It has been quite a journey so far for our young entrepreneur. He still feels “lucky” to have the opportunity to pursue his passion at such a young age, but some of the realities of the startup life (listed below) have certainly challenged him. We call it the startup grind for a reason.
- Incremental pace of new product developments
- Working alone most of the time
- Lack of young entrepreneurial peers in the area
- Friends have gone to college in cities hours away
- General feeling of a lack of accomplishment (his opinion relative to his expectations)
He is in the startup grind. I’ve described the startup process as a month of jubilation at the launch and, hopefully, again at the end if there is a buyout event. These periods of jubilation are bookends of a process that includes several years on the roller coaster of long hours, accelerated education, frustration, exciting breakthroughs, tremendous financial pressure, periods of feeling isolated, wonderful new connections and relationships, and fatigue. It’s a lot to handle for a teenager and nearly impossible if not surrounded by true mentors, advisors, and resources for support.
He continues to display the resilience and drive necessary to push through the grind with his core values intact. While this experience so far has certainly taken a toll on him at times with periods of negativity and poor diet and exercise habits, he continues to assess, adjust and make good decisions. He knows he has much more to learn. My observation is that he has adapted many of the Lean Canvas concepts we teach in product development to his development as a man and entrepreneur.

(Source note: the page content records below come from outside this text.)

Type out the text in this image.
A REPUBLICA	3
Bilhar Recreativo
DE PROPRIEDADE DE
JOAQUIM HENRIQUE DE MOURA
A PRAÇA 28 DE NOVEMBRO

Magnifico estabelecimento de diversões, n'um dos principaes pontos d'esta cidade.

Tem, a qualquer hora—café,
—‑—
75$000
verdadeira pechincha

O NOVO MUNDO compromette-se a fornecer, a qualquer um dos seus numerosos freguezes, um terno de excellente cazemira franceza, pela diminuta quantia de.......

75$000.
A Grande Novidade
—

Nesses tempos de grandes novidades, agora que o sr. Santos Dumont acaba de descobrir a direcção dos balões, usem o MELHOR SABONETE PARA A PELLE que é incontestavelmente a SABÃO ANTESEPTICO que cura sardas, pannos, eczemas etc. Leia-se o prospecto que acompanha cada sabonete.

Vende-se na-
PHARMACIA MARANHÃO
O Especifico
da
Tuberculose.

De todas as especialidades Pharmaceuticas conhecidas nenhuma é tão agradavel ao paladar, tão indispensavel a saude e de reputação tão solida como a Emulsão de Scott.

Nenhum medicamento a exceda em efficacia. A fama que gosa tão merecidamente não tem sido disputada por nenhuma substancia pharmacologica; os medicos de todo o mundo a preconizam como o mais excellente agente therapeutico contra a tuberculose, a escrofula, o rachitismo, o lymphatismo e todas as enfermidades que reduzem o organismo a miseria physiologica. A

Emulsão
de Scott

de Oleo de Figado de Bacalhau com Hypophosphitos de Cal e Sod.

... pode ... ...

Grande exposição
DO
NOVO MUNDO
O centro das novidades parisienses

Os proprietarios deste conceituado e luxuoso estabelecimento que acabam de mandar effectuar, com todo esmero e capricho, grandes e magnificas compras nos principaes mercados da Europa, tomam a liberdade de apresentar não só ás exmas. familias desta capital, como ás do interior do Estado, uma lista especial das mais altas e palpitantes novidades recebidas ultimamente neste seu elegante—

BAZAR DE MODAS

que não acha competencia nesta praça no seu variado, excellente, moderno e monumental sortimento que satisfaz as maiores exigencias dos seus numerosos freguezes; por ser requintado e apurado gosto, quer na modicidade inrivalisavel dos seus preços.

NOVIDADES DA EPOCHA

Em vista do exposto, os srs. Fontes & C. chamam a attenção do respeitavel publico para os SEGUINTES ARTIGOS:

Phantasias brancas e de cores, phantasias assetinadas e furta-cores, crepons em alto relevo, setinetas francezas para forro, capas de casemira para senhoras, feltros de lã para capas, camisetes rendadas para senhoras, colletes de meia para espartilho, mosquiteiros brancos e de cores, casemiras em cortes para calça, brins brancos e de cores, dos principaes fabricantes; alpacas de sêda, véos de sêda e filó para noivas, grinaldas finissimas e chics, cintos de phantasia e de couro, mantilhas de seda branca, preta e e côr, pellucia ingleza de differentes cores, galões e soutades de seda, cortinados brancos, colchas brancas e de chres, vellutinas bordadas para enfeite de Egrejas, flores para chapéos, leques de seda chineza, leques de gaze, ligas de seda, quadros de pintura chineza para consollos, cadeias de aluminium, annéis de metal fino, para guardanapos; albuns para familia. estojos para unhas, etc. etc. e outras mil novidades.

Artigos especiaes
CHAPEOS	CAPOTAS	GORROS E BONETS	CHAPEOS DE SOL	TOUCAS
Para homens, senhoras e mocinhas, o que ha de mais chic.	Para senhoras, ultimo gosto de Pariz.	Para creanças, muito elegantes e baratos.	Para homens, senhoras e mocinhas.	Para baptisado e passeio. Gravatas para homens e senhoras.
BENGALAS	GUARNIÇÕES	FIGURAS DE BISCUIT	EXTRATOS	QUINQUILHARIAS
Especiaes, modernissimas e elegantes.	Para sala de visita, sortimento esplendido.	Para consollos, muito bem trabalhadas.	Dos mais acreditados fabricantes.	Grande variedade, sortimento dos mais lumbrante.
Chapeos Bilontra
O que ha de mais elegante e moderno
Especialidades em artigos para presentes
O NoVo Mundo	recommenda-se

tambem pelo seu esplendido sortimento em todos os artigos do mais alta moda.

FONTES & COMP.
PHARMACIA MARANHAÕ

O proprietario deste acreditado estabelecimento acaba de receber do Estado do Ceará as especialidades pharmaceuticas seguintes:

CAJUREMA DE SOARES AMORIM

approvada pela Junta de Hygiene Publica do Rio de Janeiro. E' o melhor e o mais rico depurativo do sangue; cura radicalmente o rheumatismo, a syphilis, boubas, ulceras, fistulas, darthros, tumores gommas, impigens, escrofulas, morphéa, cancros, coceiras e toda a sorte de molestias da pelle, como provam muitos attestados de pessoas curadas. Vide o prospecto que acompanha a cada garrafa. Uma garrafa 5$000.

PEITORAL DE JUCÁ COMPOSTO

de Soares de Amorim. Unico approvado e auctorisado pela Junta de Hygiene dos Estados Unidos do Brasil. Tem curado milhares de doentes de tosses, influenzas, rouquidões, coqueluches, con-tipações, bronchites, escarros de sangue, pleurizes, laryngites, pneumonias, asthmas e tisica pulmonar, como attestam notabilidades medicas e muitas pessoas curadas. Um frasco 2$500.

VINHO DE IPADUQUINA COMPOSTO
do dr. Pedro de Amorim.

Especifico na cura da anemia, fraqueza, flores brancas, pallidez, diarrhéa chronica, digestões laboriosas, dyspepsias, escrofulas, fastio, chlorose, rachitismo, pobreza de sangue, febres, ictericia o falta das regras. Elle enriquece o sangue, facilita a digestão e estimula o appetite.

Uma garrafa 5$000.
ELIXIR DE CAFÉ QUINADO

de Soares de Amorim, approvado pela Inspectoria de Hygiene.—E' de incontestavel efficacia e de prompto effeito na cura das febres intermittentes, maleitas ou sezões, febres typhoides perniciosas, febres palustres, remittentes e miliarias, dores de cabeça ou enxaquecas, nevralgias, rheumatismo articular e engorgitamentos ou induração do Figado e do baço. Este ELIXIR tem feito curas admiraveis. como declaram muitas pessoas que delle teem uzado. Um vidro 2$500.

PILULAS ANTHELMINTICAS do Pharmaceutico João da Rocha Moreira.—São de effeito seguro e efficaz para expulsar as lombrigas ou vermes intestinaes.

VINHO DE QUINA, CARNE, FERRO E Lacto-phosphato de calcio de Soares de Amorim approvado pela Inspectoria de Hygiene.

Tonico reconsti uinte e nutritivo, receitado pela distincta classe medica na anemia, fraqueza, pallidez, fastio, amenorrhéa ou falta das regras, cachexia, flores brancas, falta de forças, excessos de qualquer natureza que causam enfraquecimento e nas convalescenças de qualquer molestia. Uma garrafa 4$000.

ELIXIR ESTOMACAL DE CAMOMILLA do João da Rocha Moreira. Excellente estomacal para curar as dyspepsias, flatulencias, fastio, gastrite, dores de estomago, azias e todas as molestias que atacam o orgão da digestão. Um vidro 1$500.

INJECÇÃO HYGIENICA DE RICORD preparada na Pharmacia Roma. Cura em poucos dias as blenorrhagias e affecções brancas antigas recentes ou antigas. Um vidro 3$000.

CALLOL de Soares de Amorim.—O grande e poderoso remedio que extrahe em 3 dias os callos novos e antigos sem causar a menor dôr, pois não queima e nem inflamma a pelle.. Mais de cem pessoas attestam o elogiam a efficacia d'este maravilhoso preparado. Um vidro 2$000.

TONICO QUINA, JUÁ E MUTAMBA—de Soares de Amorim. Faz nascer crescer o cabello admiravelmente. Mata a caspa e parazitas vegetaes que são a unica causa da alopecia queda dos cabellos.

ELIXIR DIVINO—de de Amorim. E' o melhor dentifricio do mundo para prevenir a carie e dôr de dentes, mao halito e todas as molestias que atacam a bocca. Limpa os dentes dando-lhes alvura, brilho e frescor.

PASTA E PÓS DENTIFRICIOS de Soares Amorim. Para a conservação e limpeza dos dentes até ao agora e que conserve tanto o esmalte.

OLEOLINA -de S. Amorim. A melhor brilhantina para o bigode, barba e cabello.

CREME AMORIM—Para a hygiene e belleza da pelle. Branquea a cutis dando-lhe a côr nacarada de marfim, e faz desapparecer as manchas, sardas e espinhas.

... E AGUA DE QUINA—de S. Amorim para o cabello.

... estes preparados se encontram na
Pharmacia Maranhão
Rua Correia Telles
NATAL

Pretty cool!
As Joshua, and others in the startup grind, continue(s) to survive and advance, his mother and I would like to share this prayer by General Douglas MacArthur that expresses much of our sentiment regarding our wish for him and all those on the entrepreneurial journey.
A Prayer For My Son
Build me a son, O Lord, who will be strong enough to know when he is weak, and brave enough to face himself when he is afraid; one who will be proud and unbending in honest defeat, and humble and gentle in victory.

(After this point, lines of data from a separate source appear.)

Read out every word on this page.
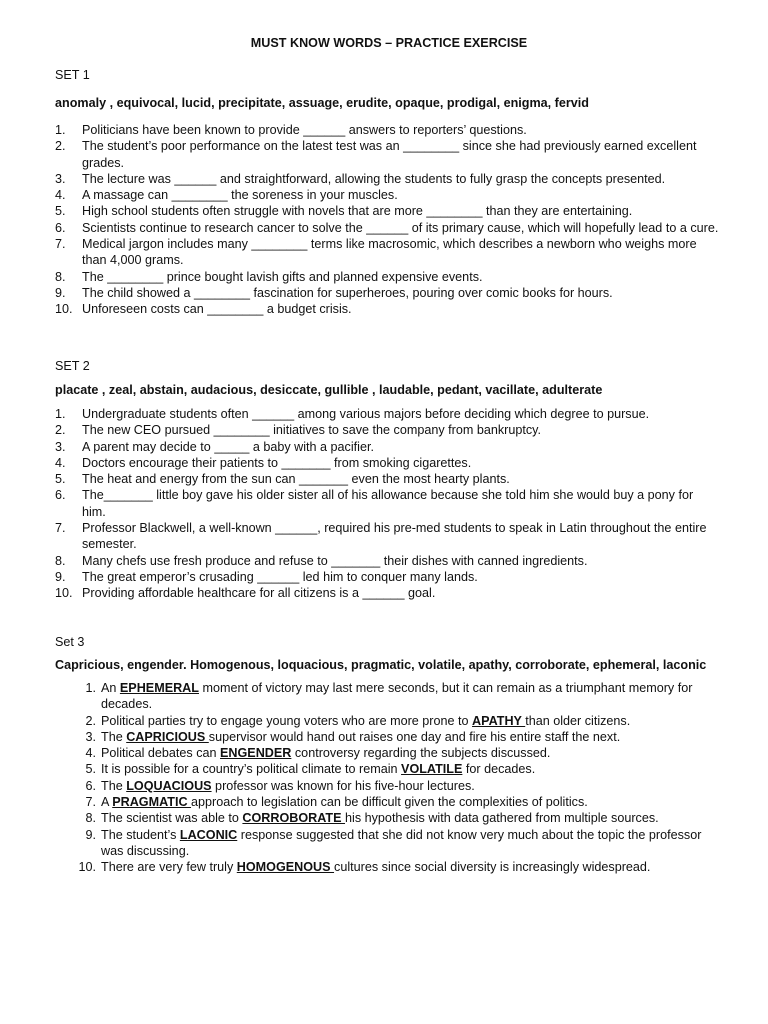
MUST KNOW WORDS – PRACTICE EXERCISE
SET 1
anomaly , equivocal, lucid, precipitate, assuage, erudite, opaque, prodigal, enigma, fervid
1. Politicians have been known to provide ______ answers to reporters’ questions.
2. The student’s poor performance on the latest test was an ________ since she had previously earned excellent grades.
3. The lecture was ______ and straightforward, allowing the students to fully grasp the concepts presented.
4. A massage can ________ the soreness in your muscles.
5. High school students often struggle with novels that are more ________ than they are entertaining.
6. Scientists continue to research cancer to solve the ______ of its primary cause, which will hopefully lead to a cure.
7. Medical jargon includes many ________ terms like macrosomic, which describes a newborn who weighs more than 4,000 grams.
8. The ________ prince bought lavish gifts and planned expensive events.
9. The child showed a ________ fascination for superheroes, pouring over comic books for hours.
10. Unforeseen costs can ________ a budget crisis.
SET 2
placate , zeal, abstain, audacious, desiccate, gullible , laudable, pedant, vacillate, adulterate
1. Undergraduate students often ______ among various majors before deciding which degree to pursue.
2. The new CEO pursued ________ initiatives to save the company from bankruptcy.
3. A parent may decide to _____ a baby with a pacifier.
4. Doctors encourage their patients to _______ from smoking cigarettes.
5. The heat and energy from the sun can _______ even the most hearty plants.
6. The_______ little boy gave his older sister all of his allowance because she told him she would buy a pony for him.
7. Professor Blackwell, a well-known ______, required his pre-med students to speak in Latin throughout the entire semester.
8. Many chefs use fresh produce and refuse to _______ their dishes with canned ingredients.
9. The great emperor’s crusading ______ led him to conquer many lands.
10. Providing affordable healthcare for all citizens is a ______ goal.
Set 3
Capricious, engender. Homogenous, loquacious, pragmatic, volatile, apathy, corroborate, ephemeral, laconic
1. An EPHEMERAL moment of victory may last mere seconds, but it can remain as a triumphant memory for decades.
2. Political parties try to engage young voters who are more prone to APATHY than older citizens.
3. The CAPRICIOUS supervisor would hand out raises one day and fire his entire staff the next.
4. Political debates can ENGENDER controversy regarding the subjects discussed.
5. It is possible for a country’s political climate to remain VOLATILE for decades.
6. The LOQUACIOUS professor was known for his five-hour lectures.
7. A PRAGMATIC approach to legislation can be difficult given the complexities of politics.
8. The scientist was able to CORROBORATE his hypothesis with data gathered from multiple sources.
9. The student’s LACONIC response suggested that she did not know very much about the topic the professor was discussing.
10. There are very few truly HOMOGENOUS cultures since social diversity is increasingly widespread.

Build me a son whose wishes will not take the place of deeds; a son who will know Thee — and that to know himself is the foundation stone of knowledge.
Lead him, I pray, not in the path of ease and comfort, but under the stress and spur of difficulties and challenge. Here let him learn to stand up in the storm; here let him learn compassion for those who fail.

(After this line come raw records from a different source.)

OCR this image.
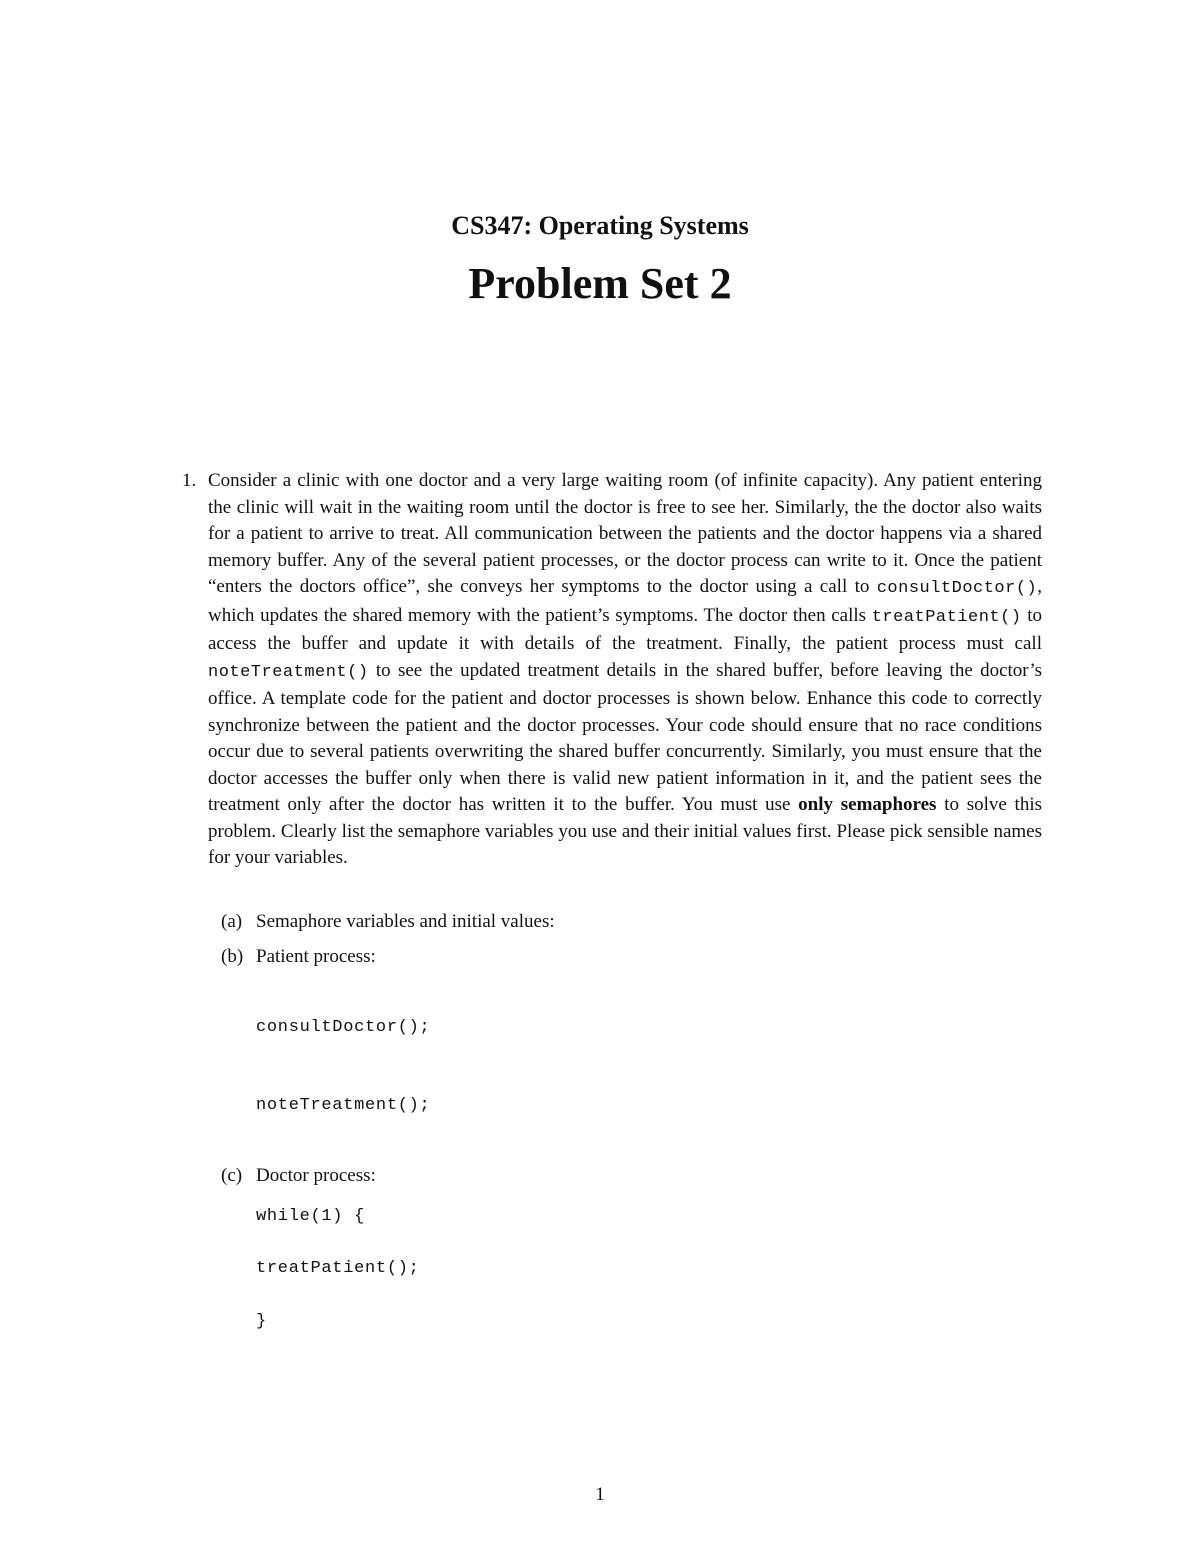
CS347: Operating Systems
Problem Set 2
1. Consider a clinic with one doctor and a very large waiting room (of infinite capacity). Any patient entering the clinic will wait in the waiting room until the doctor is free to see her. Similarly, the the doctor also waits for a patient to arrive to treat. All communication between the patients and the doctor happens via a shared memory buffer. Any of the several patient processes, or the doctor process can write to it. Once the patient “enters the doctors office”, she conveys her symptoms to the doctor using a call to consultDoctor(), which updates the shared memory with the patient’s symptoms. The doctor then calls treatPatient() to access the buffer and update it with details of the treatment. Finally, the patient process must call noteTreatment() to see the updated treatment details in the shared buffer, before leaving the doctor’s office. A template code for the patient and doctor processes is shown below. Enhance this code to correctly synchronize between the patient and the doctor processes. Your code should ensure that no race conditions occur due to several patients overwriting the shared buffer concurrently. Similarly, you must ensure that the doctor accesses the buffer only when there is valid new patient information in it, and the patient sees the treatment only after the doctor has written it to the buffer. You must use only semaphores to solve this problem. Clearly list the semaphore variables you use and their initial values first. Please pick sensible names for your variables.
(a) Semaphore variables and initial values:
(b) Patient process:
consultDoctor();
noteTreatment();
(c) Doctor process:
while(1) {
treatPatient();
}
1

Build me a son whose heart will be clear, whose goals will be high; a son who will master himself before he seeks to master other men; one who will reach into the future, yet never forget the past.
And after all these things are his, give him, I pray, enough of a sense of humor, so that he may always be serious, yet never take himself too seriously. Give him humility, so that he may always remember the simplicity of true greatness, the open mind of true wisdom, and the meekness of true strength.
Then I, his father, will dare to whisper, “I have not lived in vain.”